Baker lauded Patchan, a consensus four-star talent when he graduated from IMG Academy in Bradenton and chose Miami over offers from Florida State, Nebraska, Notre Dame, Ohio State, Penn State and UCLA. After recuperating from two reconstructive surgeries to repair the ACL of his right knee, one following the first game of his high school senior season and the other in March 2016, Patchan switched to tight end during 2017 and back again to defensive end in 2018.
Playing as a reserve behind now-NFL-bound Joe Jackson and Garvin, Patchan had 29 tackles, 2 1/2 tackles for loss , a sack, pass breakup, quarterback hurry and forced fumble.
“Patchan is a guy that is really giving us a lot of production early on, doing a lot of good things,’’ Baker said.
Patchan, 22, said he was measured at 6-6 and 255 pounds and is playing with about “eight or nine percent’’ body fat.
“But I’m moving quicker with the weight,’’ he said, crediting new strength and conditioning coach David Feeley for his improvement. “Obviously my weight has been an issue since I’ve been here.
“I’ve become more faithful recently with my father,’’ Patchan added. “God’s got a plan... I’m enjoying the moment, enjoying the process. You’ve got to love the process to be a football player, especially at the University of Miami where there are already high standards. And I’m setting even higher standards because there’s the whole legacy issue.
“It’s not like pressure or anything, but he set a standard and I gotta hold myself accountable. Am I living up to that standard? I played last year, but did I do anything worth mentioning? Absolutely not. I gotta hold myself to an even higher standard. It’s just an attacking mentality I have right now.’’
All Matt Patchan said when he heard his son’s words: “Isn’t that beautiful that he’s growing in the Lord? I’m very happy and proud of that.’’
Blades, though still going through growing pains, has been intensely serious and studious from the start.
UM co-defensive coordinator and safeties coach Ephraim Banda said last week that “all but probably Al their freshman year really did not understand how important it is for them to practice.’’
Baker noted that Blades, like the other young players, is working on consistency. “He knows what to do.’’
“Right now I’m focused on learning the playbook like the back of my hand,’’ said Blades, who had 13 tackles in 2018 and was recently measured at 6-1 and 188 pounds, with 4.7 percent body fat. “Last season was a rocky season for the team, so emotionally it was very up and down. You have fun when you’re winning... Only time can tell what we’re going to grow into.’’
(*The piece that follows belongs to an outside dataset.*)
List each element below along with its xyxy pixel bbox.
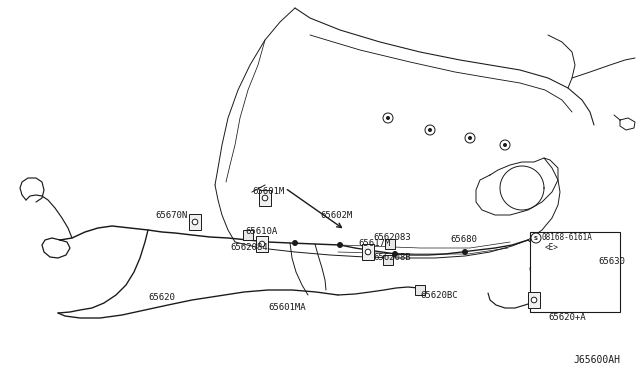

Regarding his dad’s legacy — Al Blades Sr. played at UM from 1996 through 2000 and died in a car crash in 2003 after celebrating his 26th birthday — Al Jr. said, “Once you get off the field, that’s very special to you. But once you’re on the field you’re just the same as any one of these guys out here.’’
Blades also is the nephew of his dad’s former famous football-playing UM and NFL brothers Brian and Bennie. Brian was a UM receiver from 1984 to 1987 and played for the Seattle Seahawks for 11 seasons. Bennie is a member of the College Football Hall of Fame and won the Jim Thorpe Award as the nation’s top defensive back in 1987 before spending nine seasons with the Detroit Lions and ending his career with Brian in Seattle.
“It’s up to me to prove myself as a man first,’’ Al Jr. said, “and then whatever I do as a man become the best I can be and uphold the legacy... There’s always that level where you can be good, you can be great or you can be legendary. Right now you don’t want to be stuck at good or great. You just want to try to reach for the top.”